Move Your Stuff Change Your Life by Karen Rauch Carter
I find this book to be pure fun. It’s an introduction to Fung Shui, but don’t let that turn you off. There are so many cool things to move around inside your house to create ‘flow’ in your life. I found myself constantly putting the book down to take a few minutes and quickly re-arrange some of my things. Carter is a humorous writer. I smiled a lot and even laughed out loud a few times. A small book with BIG ideas that entertain and bring goodness to our lives.
In the Absence of the Sacred by Jerry Mander
Here Mander dissects, inspects and then rejects the demystification process that our Western culture has undergone in the last hundred years or so. The book also projects the moral decay and dramatic decline in life quality we can expect when the sacred is purged from everyday concerns. A powerful treatise, handled in a fascinating way, by looking at what we’ve discarded and Native cultures have tried to maintain.
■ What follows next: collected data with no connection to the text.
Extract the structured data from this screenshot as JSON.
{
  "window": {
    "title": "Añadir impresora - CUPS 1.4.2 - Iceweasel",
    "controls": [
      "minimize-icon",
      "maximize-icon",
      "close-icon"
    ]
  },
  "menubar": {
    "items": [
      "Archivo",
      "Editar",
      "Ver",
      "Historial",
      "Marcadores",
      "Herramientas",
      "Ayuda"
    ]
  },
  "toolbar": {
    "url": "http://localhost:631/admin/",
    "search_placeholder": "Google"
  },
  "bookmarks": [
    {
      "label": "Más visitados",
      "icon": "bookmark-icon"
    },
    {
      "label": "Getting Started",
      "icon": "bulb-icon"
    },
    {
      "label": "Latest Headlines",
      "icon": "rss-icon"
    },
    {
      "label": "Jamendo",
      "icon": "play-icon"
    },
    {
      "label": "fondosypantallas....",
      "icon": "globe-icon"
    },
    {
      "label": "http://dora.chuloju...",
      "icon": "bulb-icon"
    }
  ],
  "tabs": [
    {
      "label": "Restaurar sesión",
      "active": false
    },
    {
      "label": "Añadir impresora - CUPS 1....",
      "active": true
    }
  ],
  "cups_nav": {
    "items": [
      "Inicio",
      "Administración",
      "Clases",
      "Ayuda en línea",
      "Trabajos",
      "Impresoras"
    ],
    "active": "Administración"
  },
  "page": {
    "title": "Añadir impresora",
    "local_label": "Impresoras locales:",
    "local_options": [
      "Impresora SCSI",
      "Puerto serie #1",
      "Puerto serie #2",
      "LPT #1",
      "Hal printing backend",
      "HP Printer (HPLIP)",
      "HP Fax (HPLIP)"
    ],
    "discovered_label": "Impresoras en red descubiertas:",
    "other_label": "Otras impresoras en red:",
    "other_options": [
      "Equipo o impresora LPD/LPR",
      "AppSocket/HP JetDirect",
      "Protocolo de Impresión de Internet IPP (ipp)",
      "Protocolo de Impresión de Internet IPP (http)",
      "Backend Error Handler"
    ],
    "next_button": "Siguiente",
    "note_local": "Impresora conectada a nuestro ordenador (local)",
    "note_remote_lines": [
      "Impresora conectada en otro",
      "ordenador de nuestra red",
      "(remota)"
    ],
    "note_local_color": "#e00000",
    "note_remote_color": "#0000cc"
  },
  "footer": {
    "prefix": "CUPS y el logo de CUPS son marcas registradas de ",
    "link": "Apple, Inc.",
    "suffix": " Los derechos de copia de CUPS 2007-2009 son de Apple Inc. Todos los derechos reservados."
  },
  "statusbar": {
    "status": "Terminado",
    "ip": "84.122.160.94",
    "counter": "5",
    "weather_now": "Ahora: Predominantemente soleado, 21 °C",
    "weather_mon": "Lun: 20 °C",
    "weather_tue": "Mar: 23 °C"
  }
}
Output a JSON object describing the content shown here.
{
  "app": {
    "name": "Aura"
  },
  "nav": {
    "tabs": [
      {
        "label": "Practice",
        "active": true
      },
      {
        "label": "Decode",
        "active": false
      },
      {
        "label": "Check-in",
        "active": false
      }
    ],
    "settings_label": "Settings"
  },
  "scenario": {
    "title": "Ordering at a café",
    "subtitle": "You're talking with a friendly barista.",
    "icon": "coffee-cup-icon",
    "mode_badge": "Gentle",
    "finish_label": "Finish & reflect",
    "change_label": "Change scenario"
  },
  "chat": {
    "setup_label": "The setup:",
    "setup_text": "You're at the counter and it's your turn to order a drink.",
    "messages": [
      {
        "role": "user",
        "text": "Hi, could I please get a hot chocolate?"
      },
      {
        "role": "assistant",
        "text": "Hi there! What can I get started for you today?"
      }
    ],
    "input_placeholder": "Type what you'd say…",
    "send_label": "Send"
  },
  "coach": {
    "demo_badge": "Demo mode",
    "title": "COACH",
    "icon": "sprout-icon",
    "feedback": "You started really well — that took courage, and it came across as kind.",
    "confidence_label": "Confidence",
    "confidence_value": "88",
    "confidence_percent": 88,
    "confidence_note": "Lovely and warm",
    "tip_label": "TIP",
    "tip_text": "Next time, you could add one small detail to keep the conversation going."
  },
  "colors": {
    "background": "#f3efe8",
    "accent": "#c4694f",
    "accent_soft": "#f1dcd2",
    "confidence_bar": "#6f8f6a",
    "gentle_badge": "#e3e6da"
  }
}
One is the Sun by Patricia Nell Warren
This is a story of two sisters crossing untamed America in covered wagons during the late 1800s. Besides a fascinating dynamic between the young women, the novel introduces the important role that half-breeds played in keeping peace between the many Native Tribes and the ever-increasing number of white settlers. A fascinating book, respectfully written by an ex-editor of Reader’s Digest magazine.
The House of the Spirits by Isabel Allende
I read the first half of this book and then threw it down because Allende ‘killed’ off the grandmother, my favorite character. When I finally let curiosity drive me to pick up the book again, I was totally surprised and delighted to find Grandmother walked out of the cupboard and into action more vital to the story than ever – as a ghost. What a great trick. Sorry to give it away but I recommend you read the novel anyway because as the title suggests, Allende’s house has more than one ‘spirit’ inside.
Paula by Isabel Allende
A memoir kept by Allende as her daughter Paula lay in a coma for months until her death. A beautiful tribute to a daughter, by a wise mother alert to the transition her daughter’s spirit makes as it leaves the physical plane. If I didn’t already consider Allende a ‘great,’ I would after reading the true life story of Paula.
Kenneth Meadow's The Medicine Way
Although Meadow’s is from the UK, he has done a great job exploring the Medicine Wheel in his book The Medicine Way. I find the remainder of his work redundant, but this non-fiction treatise and perhaps his Earth Medicine are worthwhile offerings.
The Painted Drum by Louise Erdrich
This novel is one of my favorite Erdrich books. It’s among her latest novels and although most of the action takes place off-reservation, the story is spiritually alive. I recommend it highly!
Daniel Quinn's Ishmael
Ishmael is perhaps one of the best reads about the current state of affairs on earth. It is an indictment of the human dilemma from a wise elder who is well equipped to give an outsider’s perspective. Daniel Quinn is from Austin, Texas but has a world-wide following of millions. The year Ishmael hit the market it became an immediate cult classic. It will haunt you and change the way you look at humanity. It’s a book I can read again and again.